Conclusions: The interobserver agreement for central MRI-derived 2018 FIGO staging parameters in cervical cancer was substantial. MRI improved the identification of patients with aggressive clinicopathological features and poor survival, underscoring its potential to refine prognostication and enable tailored treatment for cervical cancer patients (Paper I). Among various MRI-derived tumor size measurements in cervical cancer, maximum diameter irrespective of plane was the only independent predictor of DSS, with ≥4 cm as the optimal cutoff value. Interobserver reproducibility for all the MRI tumor size measurements was excellent (Paper II).

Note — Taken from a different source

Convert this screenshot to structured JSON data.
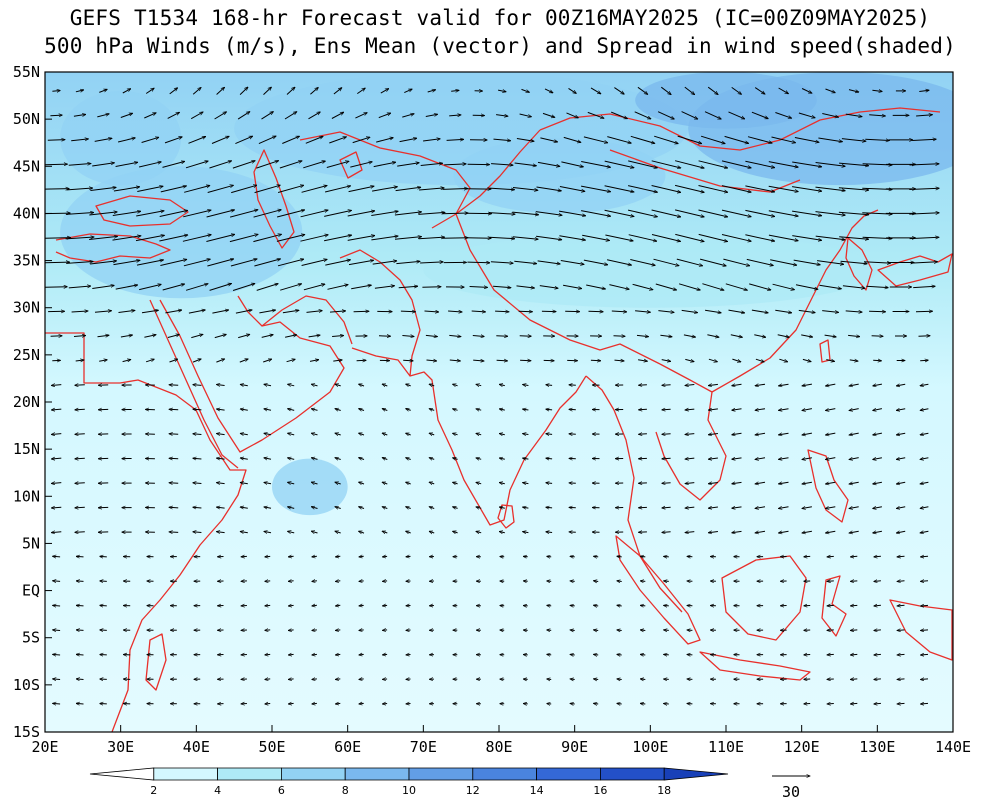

Radiomic signatures derived from T2WI and T2WI with DWI may offer additional value for pretreatment risk assessment and for guiding personalized treatment strategies in cervical cancer (Paper III). Delta and pretreatment radiomic signatures from T2WI equally enhance early prognostic assessments in locally advanced cervical cancer, surpassing the predictive capabilities of 2018 FIGO stage and MRI-assessed maximum tumor diameter (Paper IV).